One Reply to “Unbeabsichtigte Premiere”

  1. Wieso hat diese BVV eigentlich deutlich weniger Machtbefugnisse gegenüber dem Bezirksamt als z.B. der Bundestag gegenüber der Regierung? Wenn ich selbst keine Beschlüsse durchbringen, sondern lediglich Empfehlungen an das Bezirksamt geben kann, hat das für meine Begriffe mit Demokratie nichts mehr zu tun. Dann kann man solch ein Alibi-Gremium auch abschaffen, zumal, wenn es geographisch fast in Tempelhof oder Tiergarten tagt, also für viele Friedrichshainer gar nicht präsent ist. Tagt denn der Bundestag draußen in Köpenick oder Marzahn? Und vom JobCenter brauchen wir erst gar nicht reden. Offenbar ist der Stadt die Miete im MTV-Gebäude schon zu teuer. In Neukölln ist jeder vierte Erwerbsfähige arbeitslos, in Friedrichshain dürfte es jeder fünfte sein. Wenn die Bürger schon nicht zur Politik kommen (Politikverdrossenheit), dann muss die Politik zu den Bürgern kommen. So einfach ist das. Von wegen politische Teilhabe, wie sie das BVerfG verordnet (hat).

    „IT-Planungsrat“ ist vermutlich das langweiligste Thema, das es im Parlament zu diskutieren gilt. Doppelt schlimm ist es dann, wenn man seine eigene Rede mehr oder wenig vollständig vom Blatt abliest (anstatt frei zu sprechen) und der Redetext einem Gesetzestext gleicht, so als würde er gar nicht von einem selbst stammen. Allein der Nominalstil, also das gehäufte Auftreten von Substantivierungen zu Lasten von Vollverben, zeigt, dass die juristische Domäne noch immer durch und durch von Männern dominiert wird.

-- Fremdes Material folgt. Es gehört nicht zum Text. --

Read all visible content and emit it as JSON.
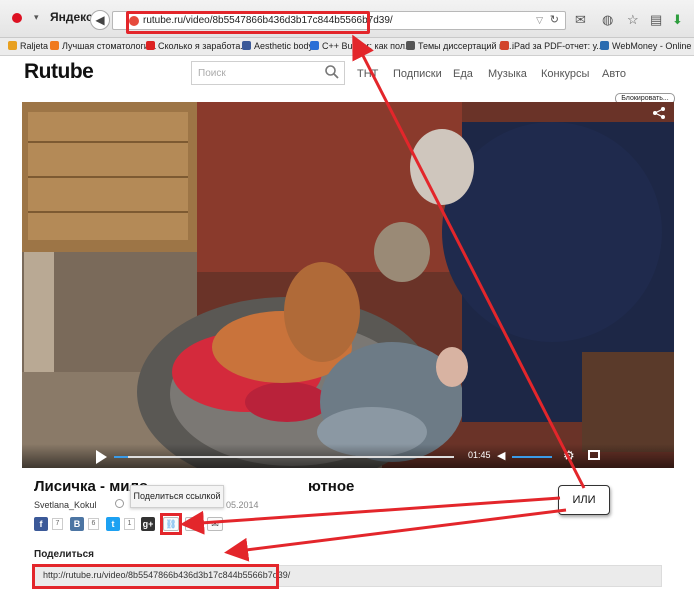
{
  "browser": {
    "brand": "Яндекс",
    "url": "rutube.ru/video/8b5547866b436d3b17c844b5566b7d39/",
    "bookmarks": [
      {
        "label": "Raljeta",
        "color": "#e8a020"
      },
      {
        "label": "Лучшая стоматологи...",
        "color": "#f07a1e"
      },
      {
        "label": "Сколько я заработа...",
        "color": "#d22"
      },
      {
        "label": "Aesthetic body",
        "color": "#3b5998"
      },
      {
        "label": "C++ Builder: как пол...",
        "color": "#2a6fd6"
      },
      {
        "label": "Темы диссертаций и ...",
        "color": "#555"
      },
      {
        "label": "iPad за PDF-отчет: у...",
        "color": "#d2442b"
      },
      {
        "label": "WebMoney - Online P...",
        "color": "#2b6cb0"
      }
    ]
  },
  "site": {
    "logo": "Rutube",
    "search_placeholder": "Поиск",
    "nav": [
      "ТНТ",
      "Подписки",
      "Еда",
      "Музыка",
      "Конкурсы",
      "Авто"
    ],
    "block_label": "Блокировать..."
  },
  "player": {
    "time": "01:45",
    "progress": 0.04,
    "volume": 1.0
  },
  "video": {
    "title": "Лисичка - мило",
    "title_tail": "ютное",
    "author": "Svetlana_Kokul",
    "date": "05.2014"
  },
  "share": {
    "tooltip": "Поделиться ссылкой",
    "counts": {
      "facebook": "7",
      "vk": "6",
      "twitter": "1"
    },
    "section_title": "Поделиться",
    "link": "http://rutube.ru/video/8b5547866b436d3b17c844b5566b7d39/"
  },
  "annotation": {
    "label": "ИЛИ"
  },
  "colors": {
    "highlight": "#e3262b",
    "progress": "#3a9be8",
    "facebook": "#3b5998",
    "vk": "#4c75a3",
    "twitter": "#1da1f2",
    "gplus": "#333333"
  }
}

    Die Hartz-IV-Debatte heute Mittag brachte seitens der Opposition, bis ein wenig Polemik, überhaupt keine neuen Argumente ans Tageslicht. Und der Außen- und Vizekasper dürfte am Vormittag bereits die FAZ gelesen haben. Also war das auch langweilig.

    Pepperball-Waffen gibt es u.a. bei amazon. Warum sollte also die Polizei über keine verfügen, wenn hierzulande jede unbeschränkt geschäftsfähige Person an diese gelangt?

    Das Leben ist bunter??? Bunter als was? Bunter als die Liebe, als der Tod?
    Aber schon klar… Wer von den Grünen, den Linken oder der SPD ist jetzt noch gerne Opposition? Die sogenannte christlich-liberale Koalition ist schließlich derzeit ihre eigene Opposition und braucht keine zweite.